Primary structure of insulin from the African lungfish, Protopterus annectens

Among the extant Sarcopterygii, the interrelationship between the Dipnoi (lungfishes), Actinistia (coelacanths), and Tetrapoda (tetrapods) is controversial. Insulin has been purified from an extract of the pancreas of the African lungfish Protopterus annectens and its primary structure established as A-chain, Gly-Ile-Val-Glu-Gln-Cys-Cys-His-Lys-Pro¹⁰-Cys-Ser- Leu-Tyr-Glu-Leu-Glu-Asn-Tyr-Cys²⁰-Asn-Val-Pro; and B-chain, Ala-Val-Leu- Asn-Gln-His-Leu-Cys-Gly-Ser¹⁰-His-Leu-Val-Glu-Ala-Leu-Tyr-Leu-Val-Cys²⁰- Ala-Asp-Asn-Gly-Phe-Phe-Tyr-Lys-Pro-Ser³⁰-Gly.

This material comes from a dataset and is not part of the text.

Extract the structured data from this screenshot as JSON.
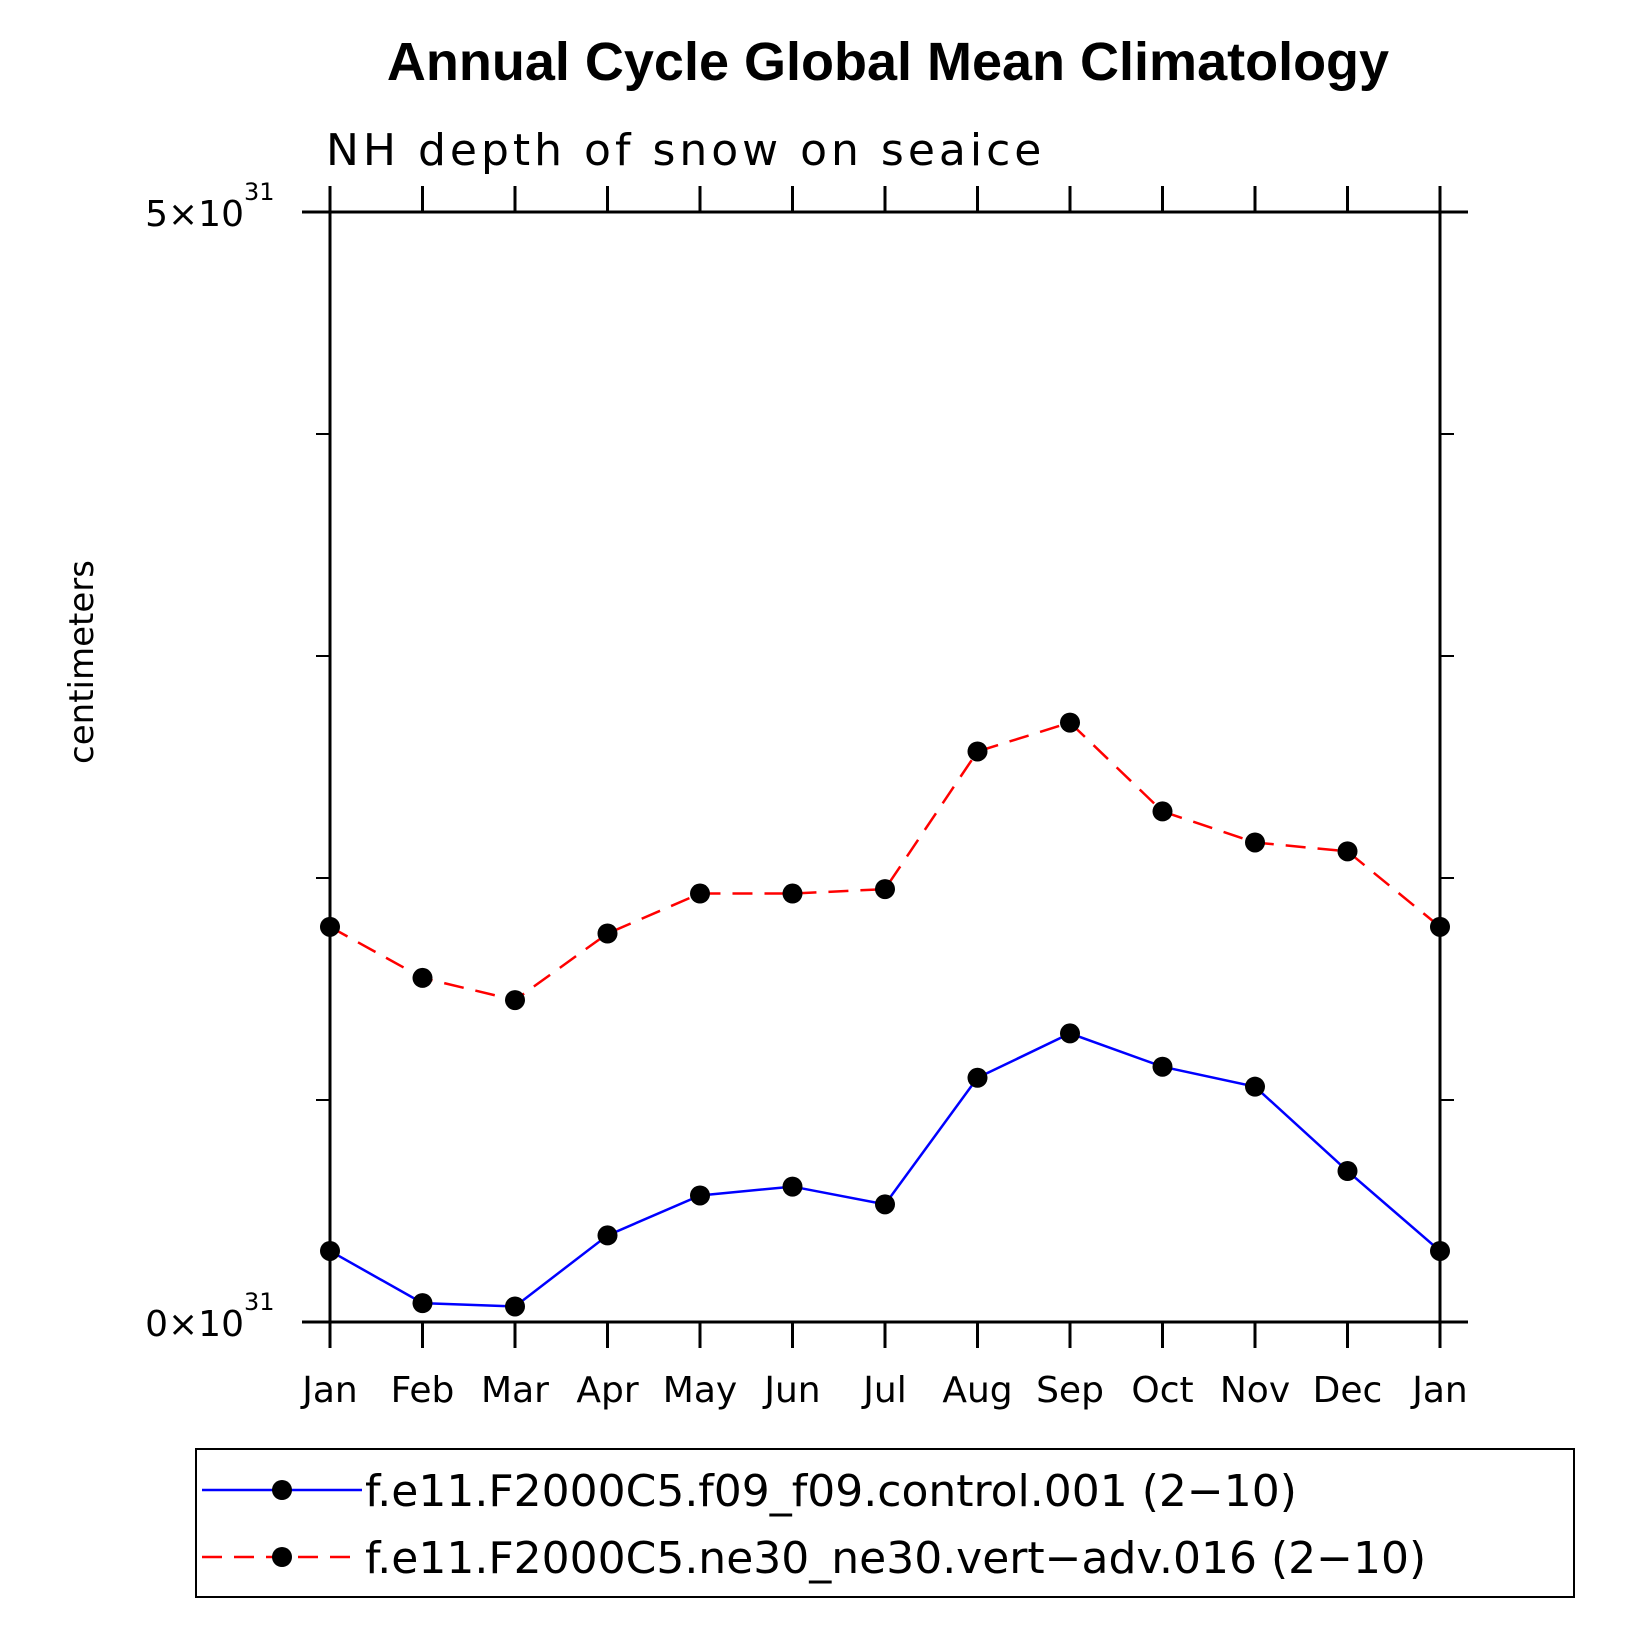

Lungfish insulin contains unusual structural features, such as the dipeptide extension to the C- terminus of the A-chain and the substitution Arg → Asn at position B-23 in the putative receptor binding region of insulin, which may be expected to influence appreciably its biological potency relative to mammalian insulins. Lungfish insulin also contains amino acid substitutions such as Gly → Ala at position B-21, Glu → Asp at position B-22, and a Lys → Ser residue at position B-30, previously found in insulins from amphibia. This observation is consistent with paleontological data suggesting that lungfish and amphibia share a close phylogenetic relationship.